Hundreds of refugees living here and in parts of the Middle East are being given laptops and tablets under an initiative organised by two Irish charities.

The Learning Technology for Refugees project, run by the Irish Refugee Council and Concern Worldwide, aims to help the recipients with education, communication and other tasks through the use of technology.

In Ireland 35 adults living in direct provision are receiving the laptops, with women particularly targeted.

"The Irish Human Rights and Equality Commission has recently done a study to say that women in direct provision are the most marginalised and isolated group of people in the country," said Charlotte Byrne, Education Officer at the Irish Refugee Council.

"So it is to try and integrate them into society, to try to help connect them to Irish society and the world," she added. 

The recipients say the technology will make a big difference to their lives.

"It will mean so much to my life because it is not only me who is going to benefit from it but my family is going to benefit," said Lindy Cele, a refugee from South Africa who is living with her family in direct provision here and studying to be a nurse.

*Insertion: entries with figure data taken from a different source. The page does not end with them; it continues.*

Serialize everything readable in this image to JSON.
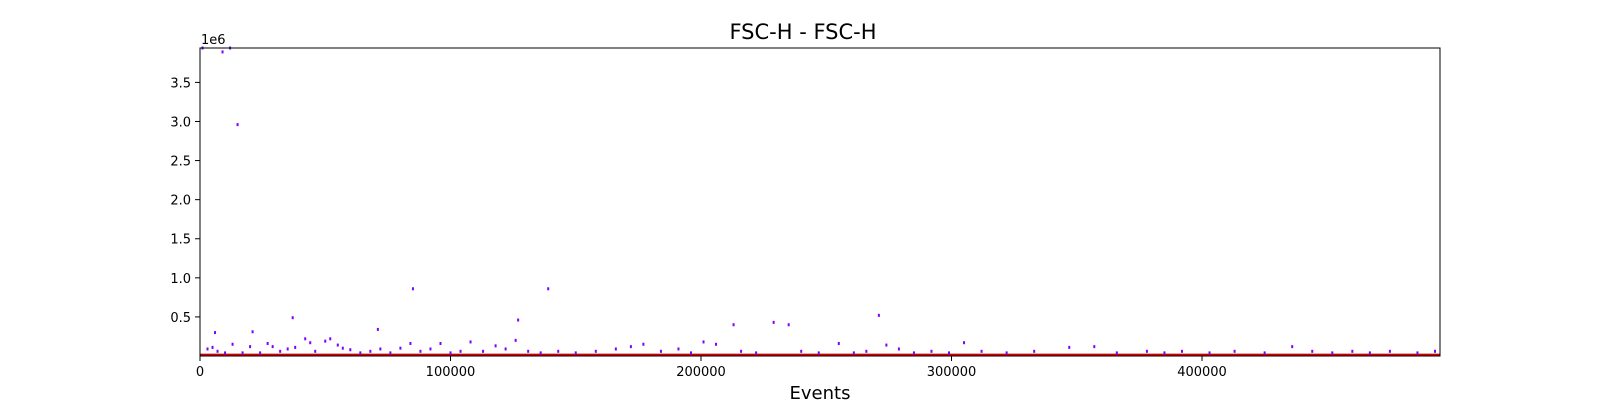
{
  "chart_data": {
    "type": "scatter",
    "title": "FSC-H - FSC-H",
    "xlabel": "Events",
    "ylabel": "",
    "y_offset_label": "1e6",
    "xlim": [
      0,
      495000
    ],
    "ylim": [
      0,
      3940000
    ],
    "x_ticks": [
      0,
      100000,
      200000,
      300000,
      400000
    ],
    "x_tick_labels": [
      "0",
      "100000",
      "200000",
      "300000",
      "400000"
    ],
    "y_ticks": [
      500000,
      1000000,
      1500000,
      2000000,
      2500000,
      3000000,
      3500000
    ],
    "y_tick_labels": [
      "0.5",
      "1.0",
      "1.5",
      "2.0",
      "2.5",
      "3.0",
      "3.5"
    ],
    "grid": false,
    "colors": {
      "points": "#8000ff",
      "baseline": "#cc0000"
    },
    "points": [
      [
        1000,
        3940000
      ],
      [
        9000,
        3890000
      ],
      [
        12000,
        3940000
      ],
      [
        15000,
        2960000
      ],
      [
        85000,
        860000
      ],
      [
        139000,
        860000
      ],
      [
        37000,
        490000
      ],
      [
        127000,
        460000
      ],
      [
        213000,
        400000
      ],
      [
        229000,
        430000
      ],
      [
        235000,
        400000
      ],
      [
        271000,
        520000
      ],
      [
        71000,
        340000
      ],
      [
        21000,
        310000
      ],
      [
        6000,
        300000
      ],
      [
        305000,
        170000
      ],
      [
        3000,
        90000
      ],
      [
        5000,
        110000
      ],
      [
        7000,
        60000
      ],
      [
        10000,
        40000
      ],
      [
        13000,
        150000
      ],
      [
        17000,
        40000
      ],
      [
        20000,
        120000
      ],
      [
        24000,
        40000
      ],
      [
        27000,
        160000
      ],
      [
        29000,
        120000
      ],
      [
        32000,
        60000
      ],
      [
        35000,
        90000
      ],
      [
        38000,
        110000
      ],
      [
        42000,
        220000
      ],
      [
        44000,
        170000
      ],
      [
        46000,
        60000
      ],
      [
        50000,
        190000
      ],
      [
        52000,
        220000
      ],
      [
        55000,
        140000
      ],
      [
        57000,
        100000
      ],
      [
        60000,
        80000
      ],
      [
        64000,
        40000
      ],
      [
        68000,
        60000
      ],
      [
        72000,
        90000
      ],
      [
        76000,
        40000
      ],
      [
        80000,
        100000
      ],
      [
        84000,
        160000
      ],
      [
        88000,
        60000
      ],
      [
        92000,
        90000
      ],
      [
        96000,
        160000
      ],
      [
        100000,
        40000
      ],
      [
        104000,
        60000
      ],
      [
        108000,
        180000
      ],
      [
        113000,
        60000
      ],
      [
        118000,
        130000
      ],
      [
        122000,
        90000
      ],
      [
        126000,
        200000
      ],
      [
        131000,
        60000
      ],
      [
        136000,
        40000
      ],
      [
        143000,
        60000
      ],
      [
        150000,
        40000
      ],
      [
        158000,
        60000
      ],
      [
        166000,
        90000
      ],
      [
        172000,
        120000
      ],
      [
        177000,
        150000
      ],
      [
        184000,
        60000
      ],
      [
        191000,
        90000
      ],
      [
        196000,
        40000
      ],
      [
        201000,
        180000
      ],
      [
        206000,
        150000
      ],
      [
        216000,
        60000
      ],
      [
        222000,
        40000
      ],
      [
        240000,
        60000
      ],
      [
        247000,
        40000
      ],
      [
        255000,
        160000
      ],
      [
        261000,
        40000
      ],
      [
        266000,
        60000
      ],
      [
        274000,
        140000
      ],
      [
        279000,
        90000
      ],
      [
        285000,
        40000
      ],
      [
        292000,
        60000
      ],
      [
        299000,
        40000
      ],
      [
        312000,
        60000
      ],
      [
        322000,
        40000
      ],
      [
        333000,
        60000
      ],
      [
        347000,
        110000
      ],
      [
        357000,
        120000
      ],
      [
        366000,
        40000
      ],
      [
        378000,
        60000
      ],
      [
        385000,
        40000
      ],
      [
        392000,
        60000
      ],
      [
        403000,
        40000
      ],
      [
        413000,
        60000
      ],
      [
        425000,
        40000
      ],
      [
        436000,
        120000
      ],
      [
        444000,
        60000
      ],
      [
        452000,
        40000
      ],
      [
        460000,
        60000
      ],
      [
        467000,
        40000
      ],
      [
        475000,
        60000
      ],
      [
        486000,
        40000
      ],
      [
        493000,
        60000
      ]
    ],
    "dense_band_max_y": 30000
  }
}
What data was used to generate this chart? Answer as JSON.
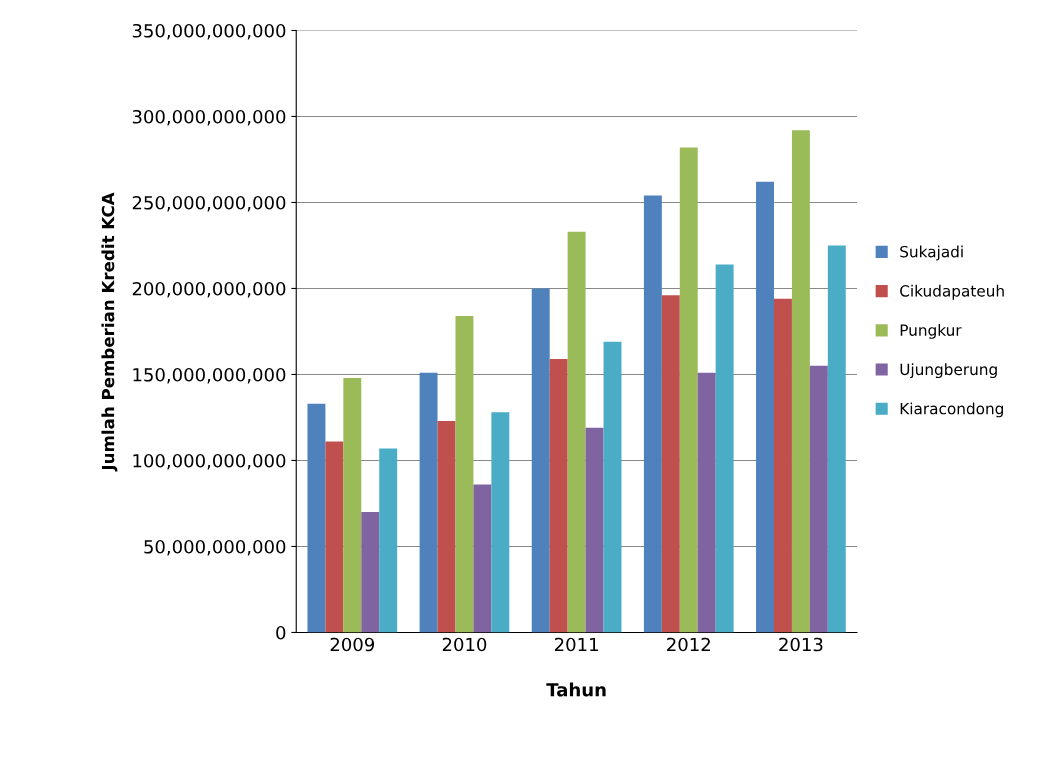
{
  "chart_data": {
    "type": "bar",
    "xlabel": "Tahun",
    "ylabel": "Jumlah Pemberian Kredit KCA",
    "categories": [
      "2009",
      "2010",
      "2011",
      "2012",
      "2013"
    ],
    "series": [
      {
        "name": "Sukajadi",
        "color": "#4f81bd",
        "values": [
          133000000000,
          151000000000,
          200000000000,
          254000000000,
          262000000000
        ]
      },
      {
        "name": "Cikudapateuh",
        "color": "#c0504d",
        "values": [
          111000000000,
          123000000000,
          159000000000,
          196000000000,
          194000000000
        ]
      },
      {
        "name": "Pungkur",
        "color": "#9bbb59",
        "values": [
          148000000000,
          184000000000,
          233000000000,
          282000000000,
          292000000000
        ]
      },
      {
        "name": "Ujungberung",
        "color": "#8064a2",
        "values": [
          70000000000,
          86000000000,
          119000000000,
          151000000000,
          155000000000
        ]
      },
      {
        "name": "Kiaracondong",
        "color": "#4bacc6",
        "values": [
          107000000000,
          128000000000,
          169000000000,
          214000000000,
          225000000000
        ]
      }
    ],
    "ylim": [
      0,
      350000000000
    ],
    "yticks": [
      {
        "value": 0,
        "label": "0"
      },
      {
        "value": 50000000000,
        "label": "50,000,000,000"
      },
      {
        "value": 100000000000,
        "label": "100,000,000,000"
      },
      {
        "value": 150000000000,
        "label": "150,000,000,000"
      },
      {
        "value": 200000000000,
        "label": "200,000,000,000"
      },
      {
        "value": 250000000000,
        "label": "250,000,000,000"
      },
      {
        "value": 300000000000,
        "label": "300,000,000,000"
      },
      {
        "value": 350000000000,
        "label": "350,000,000,000"
      }
    ],
    "grid": "y",
    "legend": "right"
  }
}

"I use the laptop to do research for my assignment. I use it to keep in touch with my family back at home, my son sometimes he needs a laptop for a project he does at school."

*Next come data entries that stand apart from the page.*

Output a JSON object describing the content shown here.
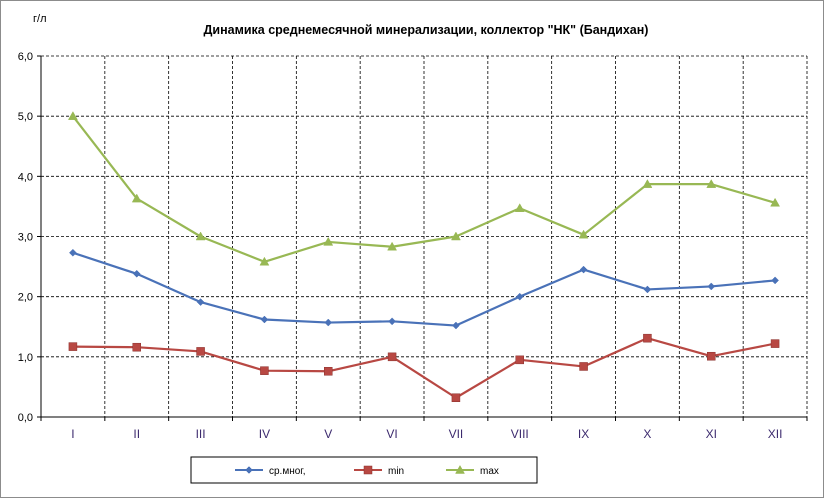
{
  "chart_data": {
    "type": "line",
    "title": "Динамика среднемесячной минерализации, коллектор \"НК\" (Бандихан)",
    "ylabel": "г/л",
    "xlabel": "",
    "categories": [
      "I",
      "II",
      "III",
      "IV",
      "V",
      "VI",
      "VII",
      "VIII",
      "IX",
      "X",
      "XI",
      "XII"
    ],
    "ylim": [
      0,
      6
    ],
    "yticks": [
      "0,0",
      "1,0",
      "2,0",
      "3,0",
      "4,0",
      "5,0",
      "6,0"
    ],
    "grid": true,
    "legend_position": "bottom",
    "series": [
      {
        "name": "ср.мног,",
        "color": "#4a72b8",
        "marker": "diamond",
        "values": [
          2.73,
          2.38,
          1.91,
          1.62,
          1.57,
          1.59,
          1.52,
          2.0,
          2.45,
          2.12,
          2.17,
          2.27
        ]
      },
      {
        "name": "min",
        "color": "#b84843",
        "marker": "square",
        "values": [
          1.17,
          1.16,
          1.09,
          0.77,
          0.76,
          1.0,
          0.32,
          0.95,
          0.84,
          1.31,
          1.01,
          1.22
        ]
      },
      {
        "name": "max",
        "color": "#98b854",
        "marker": "triangle",
        "values": [
          5.0,
          3.63,
          3.0,
          2.58,
          2.91,
          2.83,
          3.0,
          3.47,
          3.03,
          3.87,
          3.87,
          3.56
        ]
      }
    ]
  }
}
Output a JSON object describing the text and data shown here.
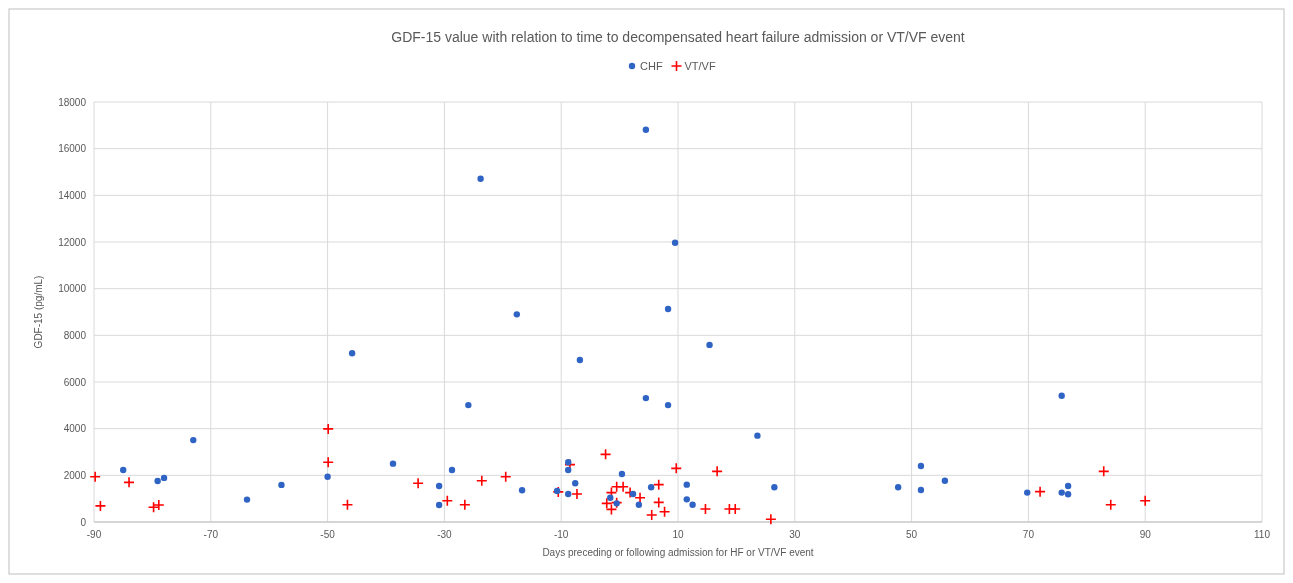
{
  "chart_data": {
    "type": "scatter",
    "title": "GDF-15 value with relation to time to decompensated heart failure admission or VT/VF event",
    "xlabel": "Days preceding or following admission for HF or VT/VF event",
    "ylabel": "GDF-15 (pg/mL)",
    "xlim": [
      -90,
      110
    ],
    "xticks": [
      -90,
      -70,
      -50,
      -30,
      -10,
      10,
      30,
      50,
      70,
      90,
      110
    ],
    "ylim": [
      0,
      18000
    ],
    "yticks": [
      0,
      2000,
      4000,
      6000,
      8000,
      10000,
      12000,
      14000,
      16000,
      18000
    ],
    "grid": true,
    "legend": "top",
    "series": [
      {
        "name": "CHF",
        "color": "#2f64c4",
        "marker": "circle",
        "x": [
          -85,
          -79.1,
          -78,
          -73,
          -63.8,
          -57.9,
          -50,
          -45.8,
          -38.8,
          -30.9,
          -30.9,
          -28.7,
          -25.9,
          -23.8,
          -17.6,
          -16.7,
          -10.7,
          -8.8,
          -8.8,
          -8.8,
          -7.6,
          -6.8,
          -1.6,
          -0.5,
          0.4,
          2.3,
          3.3,
          4.5,
          4.5,
          5.4,
          8.3,
          8.3,
          9.5,
          11.5,
          11.5,
          12.5,
          15.4,
          23.6,
          26.5,
          47.7,
          51.6,
          51.6,
          55.7,
          69.8,
          75.7,
          75.7,
          76.8,
          76.8
        ],
        "values": [
          2230,
          1760,
          1890,
          3510,
          960,
          1590,
          1940,
          7230,
          2500,
          1540,
          730,
          2230,
          5010,
          14710,
          8900,
          1360,
          1330,
          2560,
          2230,
          1200,
          1660,
          6940,
          1040,
          800,
          2060,
          1200,
          740,
          16810,
          5310,
          1490,
          9130,
          5010,
          11970,
          1600,
          970,
          740,
          7590,
          3700,
          1490,
          1490,
          2400,
          1370,
          1770,
          1260,
          5410,
          1260,
          1540,
          1190
        ]
      },
      {
        "name": "VT/VF",
        "color": "#ff0000",
        "marker": "cross",
        "x": [
          -89.8,
          -88.9,
          -84,
          -79.8,
          -78.9,
          -49.9,
          -49.9,
          -46.6,
          -34.5,
          -29.5,
          -26.5,
          -23.6,
          -19.5,
          -10.5,
          -8.5,
          -7.3,
          -2.4,
          -2.2,
          -1.4,
          -1.4,
          -0.5,
          0.6,
          -0.5,
          1.8,
          3.5,
          6.7,
          6.7,
          5.5,
          7.7,
          9.7,
          14.7,
          16.7,
          18.8,
          19.8,
          25.9,
          72,
          82.9,
          84.1,
          90
        ],
        "values": [
          1940,
          690,
          1700,
          630,
          730,
          3990,
          2560,
          740,
          1660,
          910,
          740,
          1770,
          1940,
          1290,
          2460,
          1200,
          2900,
          800,
          1260,
          540,
          1510,
          1510,
          830,
          1260,
          1040,
          1600,
          840,
          300,
          440,
          2300,
          560,
          2170,
          560,
          560,
          120,
          1300,
          2170,
          740,
          910
        ]
      }
    ]
  }
}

Syrian refugee children will be the main recipients of the devices in the Middle East because hundreds of thousands of them have had limited or no access to formal education since the war began there in 2011.

Concern plans to provide 1,150 Syrian refugee children in one of its programmes in the Middle East with tablet devices that have educational games and software installed on them.

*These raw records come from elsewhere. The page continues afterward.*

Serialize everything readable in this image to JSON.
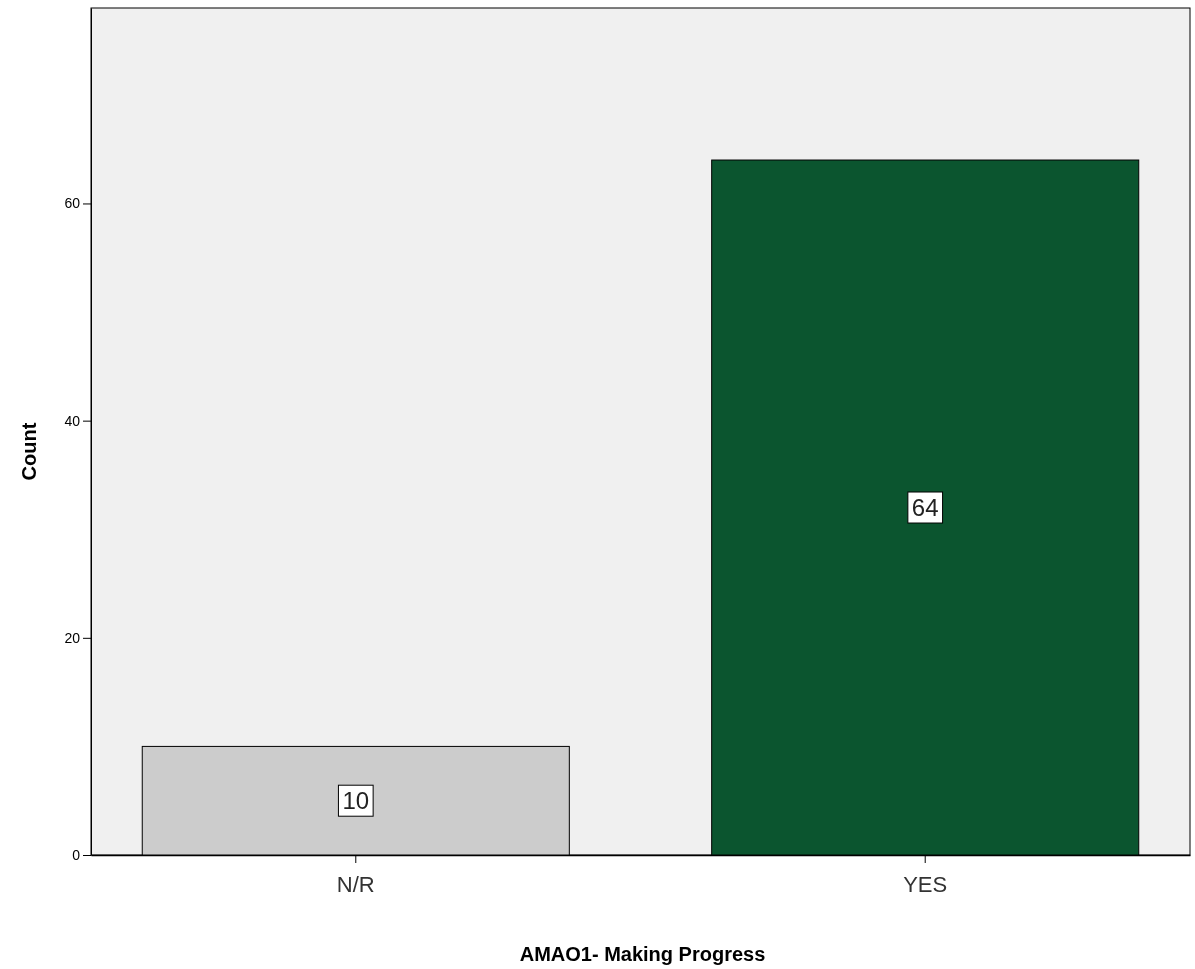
{
  "chart_data": {
    "type": "bar",
    "xlabel": "AMAO1- Making Progress",
    "ylabel": "Count",
    "categories": [
      "N/R",
      "YES"
    ],
    "values": [
      10,
      64
    ],
    "colors": [
      "#cccccc",
      "#0b552f"
    ],
    "ylim": [
      0,
      78
    ],
    "yticks": [
      0,
      20,
      40,
      60
    ],
    "data_labels": true,
    "grid": false
  }
}
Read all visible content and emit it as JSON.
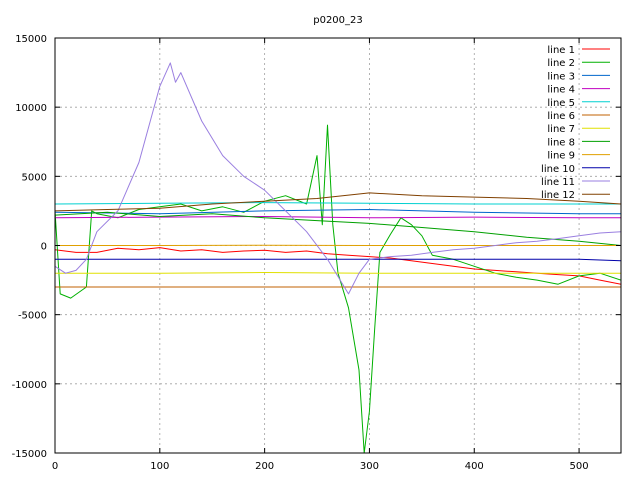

These tablets will support children aged from seven to 14 years old with language learning online and offline.

The EduApp4Syria educational games and learning software installed on each tablet will help Syrian children build basic literacy skills in Arabic.

"We're working with them to provide them with that education through the technology, through the laptops," said Michael Doorly, Head of Active Citizenship with Concern Worldwide.

"It can give them access to all kinds of lesson, all kinds of other websites that a single teacher wouldn't be able to provide." 

The project received €244,000 in funding fromNetHope, the non-governmental organisation that works to change the world through the power of technology and collaboration.

€22,000 of the money was donated to the Irish Refugee Council for the Irish arm of the project.

The Nethope funding originally came from a €5 million grant from Google.